С тем, кто не верит в человечность и благородство, нужно личное общение, нужен контакт. Только тогда услышанное от кого-то перестанет быть отвлеченностью, и то еще, может быть, не до конца и не сразу. А как установить контакт? Каким образом встретиться на равных с человеком, который считает себя преступником, а тебя судьей или — еще хуже — смертельным врагом, от которого его может избавить лишь твоя смерть? И все-таки такую связь с Дердеш-мергеном установить было необходимо, считая шансы «за» и «против» равными. В случае удачи восторжествовала бы справедливость. А разве не за правду и лучшую жизнь для дехкан боролись мы? Стоило рисковать еще и потому, что в случае успеха мы лишали одну из крупных банд возможности вести борьбу. Нищий Джаныбек-казы уже не курбаши. Вся сила его в том, что он может платить, давать оружие, кормить. Отними у него эту силу — и Джаныбек-казы не будет стоить и верблюжьего плевка.
Новых сведений о пребывании Дердеш-мергена в урочище не поступало. Патрули не находили следов его присутствия. Там будто призрак, а не человек обитал среди неприступных скал. А каждый прошедший день грозил одним — могло прийти сообщение, что Дердеш-мерген и Осман-Савай, выполнив поручение, возвратились за границу, в Старый Аксу, и принесли Джаныбеку деньги на покупку оружия. Тогда дехкане надолго потеряли бы покой от новых набегов басмачей, а мы наверняка навсегда утратили бы возможность найти тайную сокровищницу курбаши. Кто помешал бы Джаныбеку разделаться с Дердеш-мергеном, решив, что тот слишком много знает?
Я отправился в Ош и доложил обо всем передуманном своему начальству. Товарищи согласились, что мне надо непременно увидеть Дердеша. Вернувшись в райцентр, принялся за дело.
Абдулла Джумалиев, которого я пригласил, не замедлил явиться на вызов. Он сел на табуретку верхом, словно в седло, а каблуками зацепился за планки внизу, будто ноги в стремена сунул:
— Слушаю вас, начальник.
Вынув из стола пиалы, я плеснул в них чай, не наполнив и на четверть: то был и знак уважения к собеседнику, и своеобразный намек на то, что разговор предстоит не короткий. Таков в народе обычай: полную пиалу наливают гостю, от которого хотят поскорее избавиться: «Пей да проваливай!» А тому, кому рады, лишь плеснут, покрыв дно. И хитрая поговорка есть на этот счет: мудрость на дне пиалы. Наливая чай, задают и вопрос, а ты не торопись пить, но и не медли с ответом.

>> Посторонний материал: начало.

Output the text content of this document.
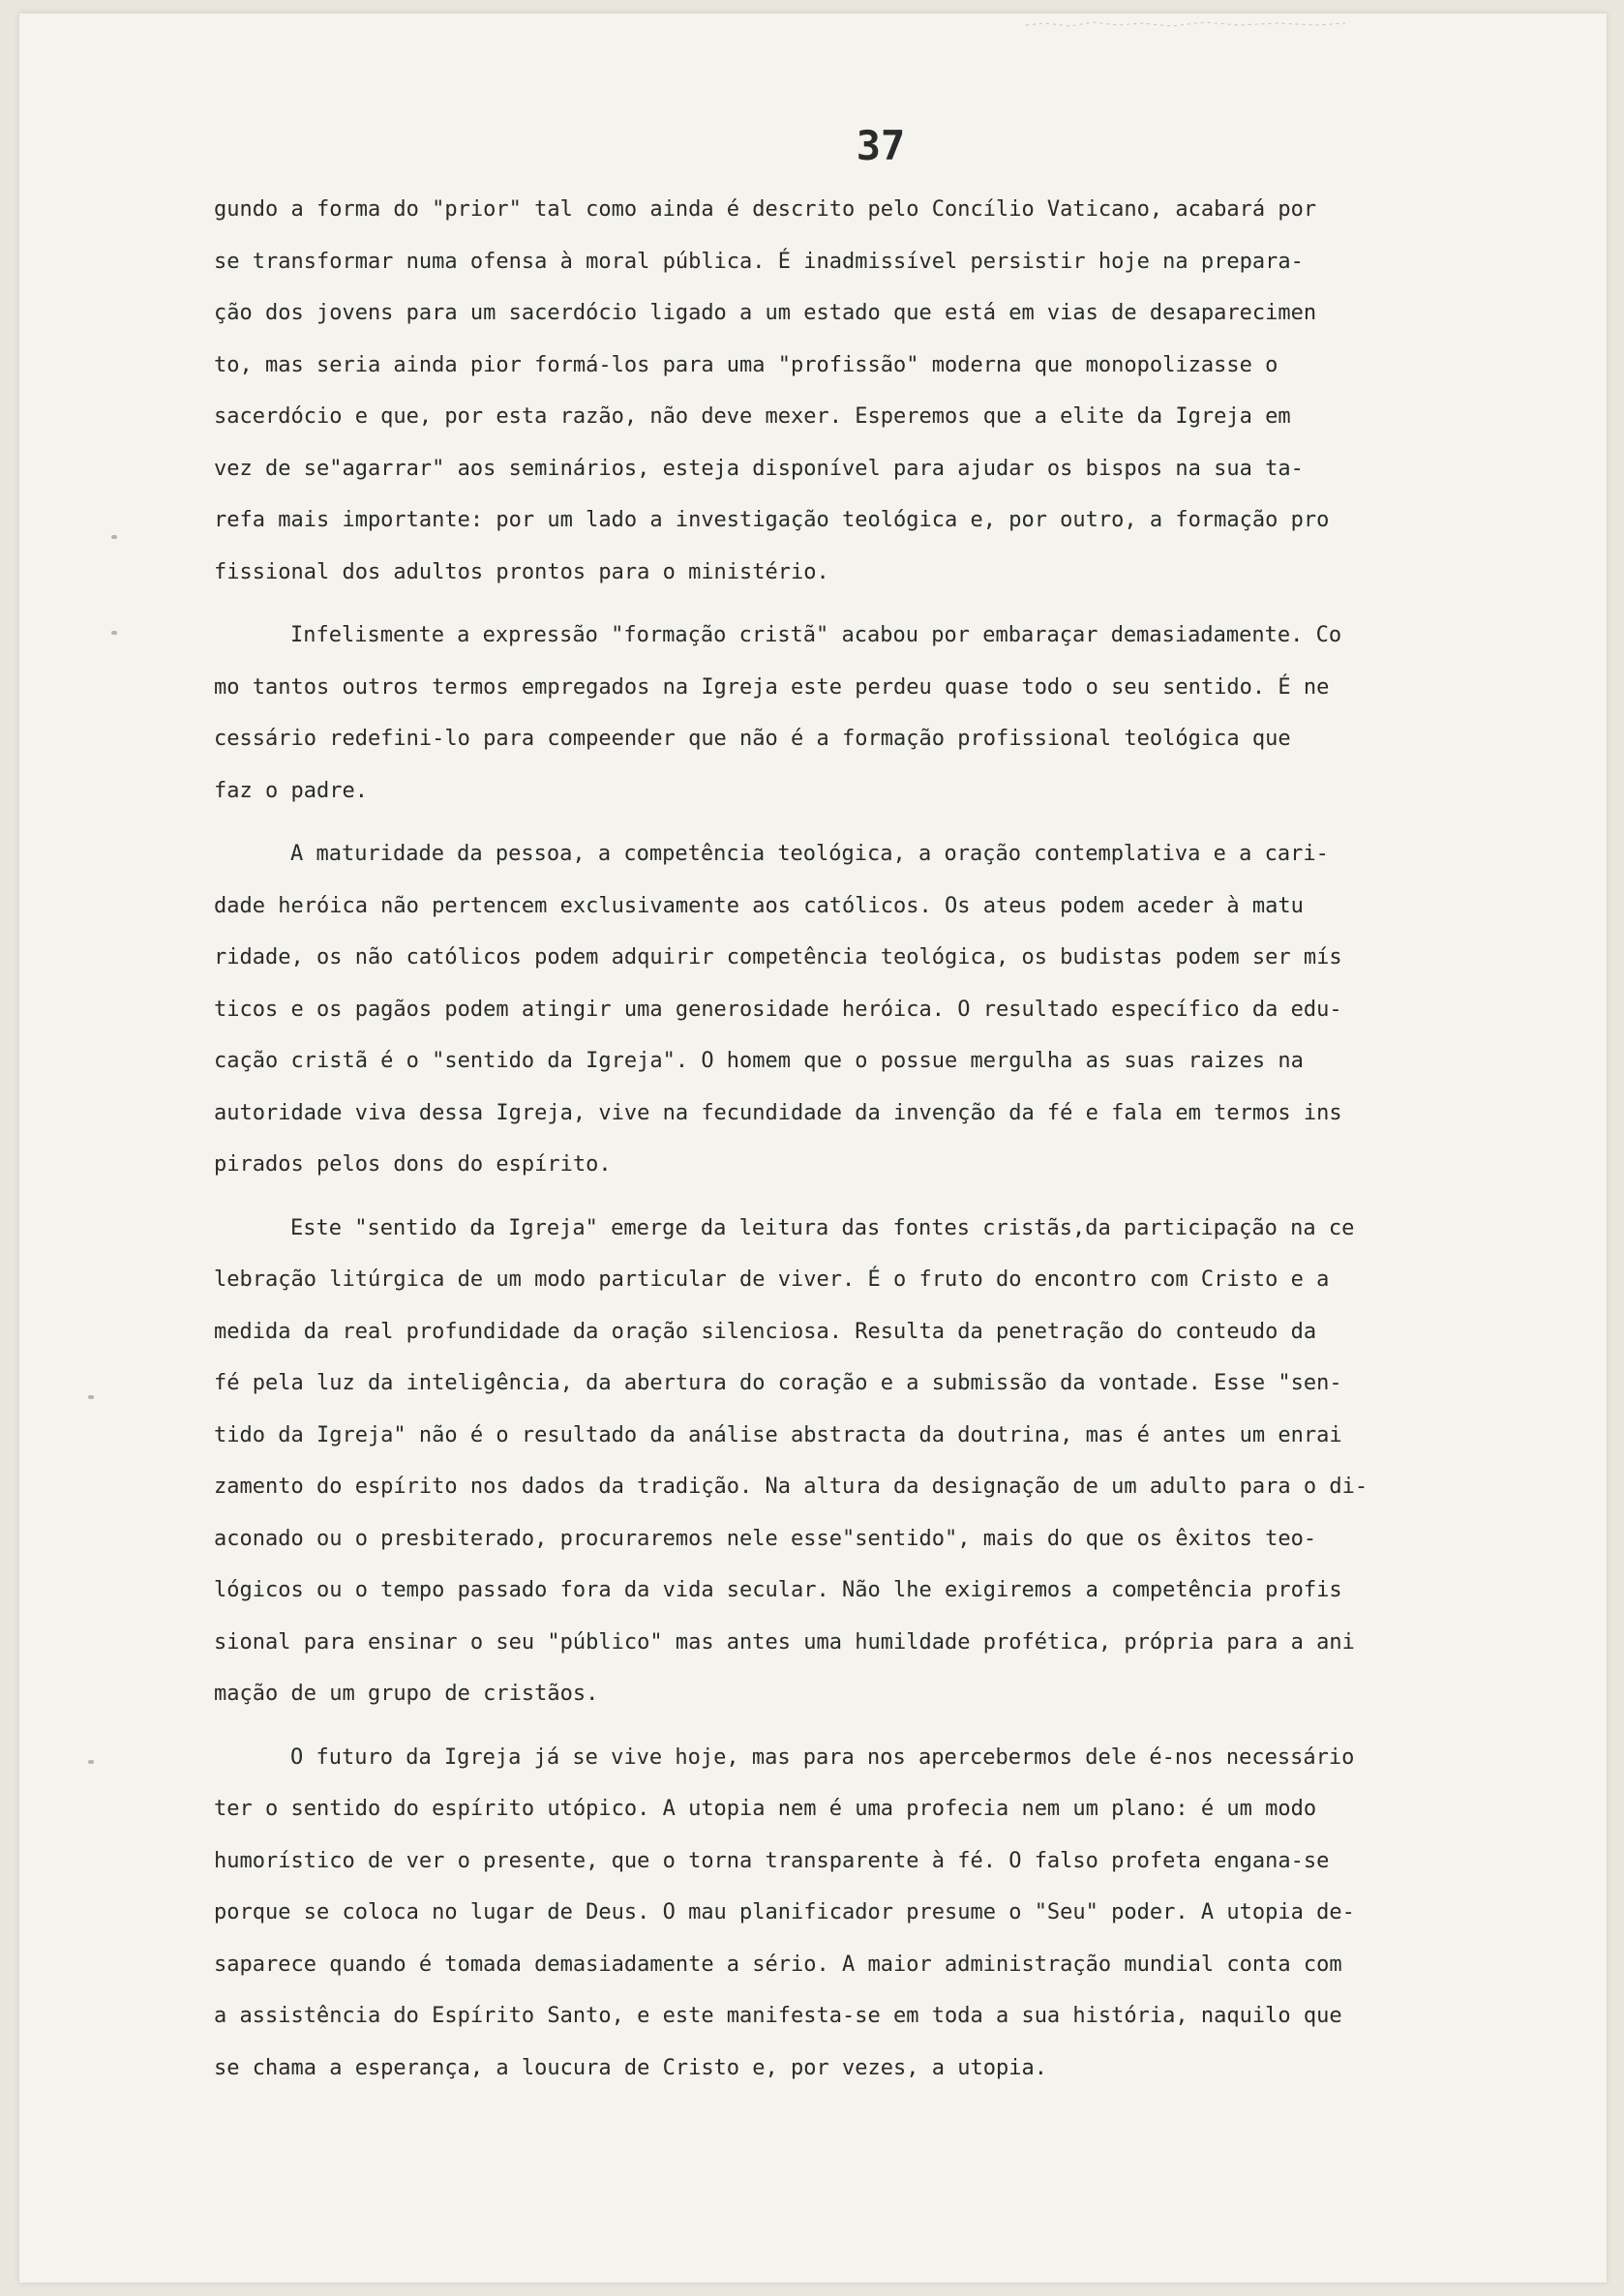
37
gundo a forma do "prior" tal como ainda é descrito pelo Concílio Vaticano, acabará por
se transformar numa ofensa à moral pública. É inadmissível persistir hoje na prepara-
ção dos jovens para um sacerdócio ligado a um estado que está em vias de desaparecimen
to, mas seria ainda pior formá-los para uma "profissão" moderna que monopolizasse o
sacerdócio e que, por esta razão, não deve mexer. Esperemos que a elite da Igreja em
vez de se"agarrar" aos seminários, esteja disponível para ajudar os bispos na sua ta-
refa mais importante: por um lado a investigação teológica e, por outro, a formação pro
fissional dos adultos prontos para o ministério.
Infelismente a expressão "formação cristã" acabou por embaraçar demasiadamente. Co
mo tantos outros termos empregados na Igreja este perdeu quase todo o seu sentido. É ne
cessário redefini-lo para compeender que não é a formação profissional teológica que
faz o padre.
A maturidade da pessoa, a competência teológica, a oração contemplativa e a cari-
dade heróica não pertencem exclusivamente aos católicos. Os ateus podem aceder à matu
ridade, os não católicos podem adquirir competência teológica, os budistas podem ser mís
ticos e os pagãos podem atingir uma generosidade heróica. O resultado específico da edu-
cação cristã é o "sentido da Igreja". O homem que o possue mergulha as suas raizes na
autoridade viva dessa Igreja, vive na fecundidade da invenção da fé e fala em termos ins
pirados pelos dons do espírito.
Este "sentido da Igreja" emerge da leitura das fontes cristãs,da participação na ce
lebração litúrgica de um modo particular de viver. É o fruto do encontro com Cristo e a
medida da real profundidade da oração silenciosa. Resulta da penetração do conteudo da
fé pela luz da inteligência, da abertura do coração e a submissão da vontade. Esse "sen-
tido da Igreja" não é o resultado da análise abstracta da doutrina, mas é antes um enrai
zamento do espírito nos dados da tradição. Na altura da designação de um adulto para o di-
aconado ou o presbiterado, procuraremos nele esse"sentido", mais do que os êxitos teo-
lógicos ou o tempo passado fora da vida secular. Não lhe exigiremos a competência profis
sional para ensinar o seu "público" mas antes uma humildade profética, própria para a ani
mação de um grupo de cristãos.
O futuro da Igreja já se vive hoje, mas para nos apercebermos dele é-nos necessário
ter o sentido do espírito utópico. A utopia nem é uma profecia nem um plano: é um modo
humorístico de ver o presente, que o torna transparente à fé. O falso profeta engana-se
porque se coloca no lugar de Deus. O mau planificador presume o "Seu" poder. A utopia de-
saparece quando é tomada demasiadamente a sério. A maior administração mundial conta com
a assistência do Espírito Santo, e este manifesta-se em toda a sua história, naquilo que
se chama a esperança, a loucura de Cristo e, por vezes, a utopia.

— Скажи, пожалуйста, Абдулла, ты веришь, что Дердеш-мерген непременно придет к детям, если представится такая возможность?
Пиала задержалась у самых губ Абдуллы. Он отхлебнул совсем маленький глоточек, потом еще, и глаз его я не видел. Сделав еще глоток, парень степенно сказал:
— Моя мать в это верит. Жена мергена в это верит. Другие люди уже сомневаются в слухах, будто Дердеш-мерген рядом, а к семье не зашел, не проведал своих сыновей. Он же их не видел. Ни одним глазом не видел! Будь я на его месте, то обязательно сумел бы повидать сыновей. Иначе что скажут они об отце? Плохо скажут. Поэтому я верю: пришел бы Дердеш-мерген.
— А если не страх удерживает Дердеш-мергена? Если не столько страх быть пойманным, сколько совесть?
— Совесть удерживает Дердеш-мергена? — задумчиво повторил за мной Абдулла. — Совесть... Смеет ли он, человек, пусть невольно, не по своему желанию связанный с кровавыми делами басмачей, явиться в свой дом и ласкать своих детей?.. — Абдулла отпил последний глоток и машинально передал мне пиалу.